Based on their GO functional annotations, the DEPs were classified in accordance with molecular function, cellular localization and biological pathways. In a previous study, 66% of the DEPs identified in the colostrum and mature milk whey of yak were found to be related to binding activity (Yang et al., 2015). Furthermore, researchers who analyzed ovine colostrum found that approximately 44% of the identified proteins were involved in catalytic activity and that 22.4% of the proteins were involved in binding activity (Scumaci et al., 2015). Our results were highly consistent with previous reports that catalytic activity and binding activity exist throughout the lactation period and account for the largest proportion of the total identified proteins. The molecular function category of the DEPs is most comprehensive in the 0 d vs. 3 d group, indicating that the whey proteins presented the most abundant function at 0 d after delivery. For example, antioxidant activity was only observed in the 0 d vs. 3 d group and was lost in the other groups, which also illustrated that colostrum is very important for providing protection against infections in newborns.

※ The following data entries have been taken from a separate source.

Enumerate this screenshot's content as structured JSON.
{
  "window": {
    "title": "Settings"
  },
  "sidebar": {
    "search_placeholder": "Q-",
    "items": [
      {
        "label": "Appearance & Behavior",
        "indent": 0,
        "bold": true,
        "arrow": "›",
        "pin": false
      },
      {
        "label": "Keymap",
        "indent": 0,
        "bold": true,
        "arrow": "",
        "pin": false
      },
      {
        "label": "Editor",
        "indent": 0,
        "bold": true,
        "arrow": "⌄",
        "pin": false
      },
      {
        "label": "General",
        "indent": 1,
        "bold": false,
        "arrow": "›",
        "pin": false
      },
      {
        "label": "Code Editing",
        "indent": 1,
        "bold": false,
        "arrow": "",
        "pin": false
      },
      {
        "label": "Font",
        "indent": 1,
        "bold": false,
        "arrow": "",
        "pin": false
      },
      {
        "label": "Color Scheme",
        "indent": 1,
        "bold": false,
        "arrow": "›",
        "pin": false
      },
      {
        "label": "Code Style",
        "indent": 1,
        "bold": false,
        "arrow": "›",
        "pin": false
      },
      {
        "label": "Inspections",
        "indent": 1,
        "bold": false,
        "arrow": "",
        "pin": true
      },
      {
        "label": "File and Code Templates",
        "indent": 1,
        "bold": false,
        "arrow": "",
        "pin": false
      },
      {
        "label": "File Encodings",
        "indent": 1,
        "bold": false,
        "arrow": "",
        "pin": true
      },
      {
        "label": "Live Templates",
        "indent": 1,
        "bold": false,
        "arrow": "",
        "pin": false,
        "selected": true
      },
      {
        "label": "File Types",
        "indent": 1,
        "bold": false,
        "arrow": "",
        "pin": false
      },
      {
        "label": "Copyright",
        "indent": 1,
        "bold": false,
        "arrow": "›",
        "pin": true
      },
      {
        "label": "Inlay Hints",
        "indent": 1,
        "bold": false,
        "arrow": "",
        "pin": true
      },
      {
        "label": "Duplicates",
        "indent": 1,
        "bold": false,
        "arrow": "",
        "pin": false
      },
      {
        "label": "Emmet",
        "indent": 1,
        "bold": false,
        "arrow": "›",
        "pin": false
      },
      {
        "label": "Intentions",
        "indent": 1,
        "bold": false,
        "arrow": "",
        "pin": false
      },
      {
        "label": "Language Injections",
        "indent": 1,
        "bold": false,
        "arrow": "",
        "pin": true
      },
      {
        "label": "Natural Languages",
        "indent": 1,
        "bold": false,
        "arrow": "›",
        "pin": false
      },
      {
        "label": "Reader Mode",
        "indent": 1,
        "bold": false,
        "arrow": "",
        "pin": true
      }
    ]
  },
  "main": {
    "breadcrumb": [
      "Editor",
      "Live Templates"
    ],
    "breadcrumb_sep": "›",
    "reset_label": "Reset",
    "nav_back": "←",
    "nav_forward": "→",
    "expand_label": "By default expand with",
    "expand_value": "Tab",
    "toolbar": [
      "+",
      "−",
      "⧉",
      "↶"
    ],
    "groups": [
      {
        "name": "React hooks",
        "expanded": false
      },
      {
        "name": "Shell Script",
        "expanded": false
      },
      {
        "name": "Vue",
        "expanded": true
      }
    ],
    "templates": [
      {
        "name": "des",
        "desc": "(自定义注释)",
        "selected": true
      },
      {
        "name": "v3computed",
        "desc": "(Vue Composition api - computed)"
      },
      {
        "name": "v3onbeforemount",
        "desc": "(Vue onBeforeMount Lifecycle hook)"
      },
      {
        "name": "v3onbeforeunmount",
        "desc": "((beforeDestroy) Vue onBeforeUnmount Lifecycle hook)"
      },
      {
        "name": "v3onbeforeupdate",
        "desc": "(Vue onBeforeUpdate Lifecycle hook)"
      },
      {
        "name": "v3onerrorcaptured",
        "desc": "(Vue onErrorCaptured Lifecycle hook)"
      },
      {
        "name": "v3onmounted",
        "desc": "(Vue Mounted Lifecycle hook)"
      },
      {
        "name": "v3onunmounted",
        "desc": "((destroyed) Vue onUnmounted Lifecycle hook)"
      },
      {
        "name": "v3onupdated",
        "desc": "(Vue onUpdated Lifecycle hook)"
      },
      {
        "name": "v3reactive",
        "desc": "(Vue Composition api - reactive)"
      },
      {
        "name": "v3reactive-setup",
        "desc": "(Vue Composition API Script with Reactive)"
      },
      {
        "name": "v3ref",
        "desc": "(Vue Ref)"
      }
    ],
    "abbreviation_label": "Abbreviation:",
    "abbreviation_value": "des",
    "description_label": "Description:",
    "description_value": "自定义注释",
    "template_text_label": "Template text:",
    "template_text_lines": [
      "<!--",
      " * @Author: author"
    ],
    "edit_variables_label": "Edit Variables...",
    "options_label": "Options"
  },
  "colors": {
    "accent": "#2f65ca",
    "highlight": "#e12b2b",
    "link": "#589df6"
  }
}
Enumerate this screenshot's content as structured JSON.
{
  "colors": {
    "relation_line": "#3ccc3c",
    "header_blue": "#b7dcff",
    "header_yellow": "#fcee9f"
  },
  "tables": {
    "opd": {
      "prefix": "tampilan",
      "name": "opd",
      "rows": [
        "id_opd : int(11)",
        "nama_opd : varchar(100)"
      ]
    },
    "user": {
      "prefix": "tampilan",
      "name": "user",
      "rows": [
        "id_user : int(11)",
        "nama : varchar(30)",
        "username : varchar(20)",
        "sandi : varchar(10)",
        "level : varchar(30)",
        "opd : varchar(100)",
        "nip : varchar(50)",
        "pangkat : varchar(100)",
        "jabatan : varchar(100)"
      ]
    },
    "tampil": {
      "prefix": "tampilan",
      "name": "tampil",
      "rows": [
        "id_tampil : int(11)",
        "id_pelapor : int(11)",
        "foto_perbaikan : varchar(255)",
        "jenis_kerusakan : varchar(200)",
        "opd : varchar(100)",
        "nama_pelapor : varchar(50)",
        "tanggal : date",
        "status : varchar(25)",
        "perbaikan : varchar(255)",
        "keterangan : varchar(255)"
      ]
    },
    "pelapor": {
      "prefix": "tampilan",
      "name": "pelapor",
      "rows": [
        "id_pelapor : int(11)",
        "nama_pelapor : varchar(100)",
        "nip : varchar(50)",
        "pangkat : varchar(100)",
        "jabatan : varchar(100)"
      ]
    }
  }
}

Among the characterized processes, the proteins were classified into 17 categories, among which the metabolic process category was the largest and was detected in all time points. Another major process was the response to stimulus, suggesting that these proteins play a complementary role in other immunological and nonimmunological defense mechanisms in the gastrointestinal mucosa (Ogundele, 2001). In a total, the items of biological functions were least in the 56 d vs. 28 d group, which means that the milk whey proteins is at a stable state. Considering the argument of the early weaning time of sheep (Ayadi et al., 2011; Ma et al., 2015), the present study indicated that weaning at 28 d after delivery is feasible.
Conclusions
This study explored the dynamic change tendency of Hu sheep milk whey proteins after delivery for the first time. Using iTRAQ proteomics technology combined with LC-MS/MS methods, a total of 310 whey proteins were identified and 121 DEPs were found. GO annotation analysis revealed that the biological functions of the proteins were most abundant in colostrum (4∼5 h after delivery) and lost in subsequent analysis gradually. The results from this research enriched the proteomics database of sheep milk whey, and are expected to provide a potential guidance for early weaning of lambs.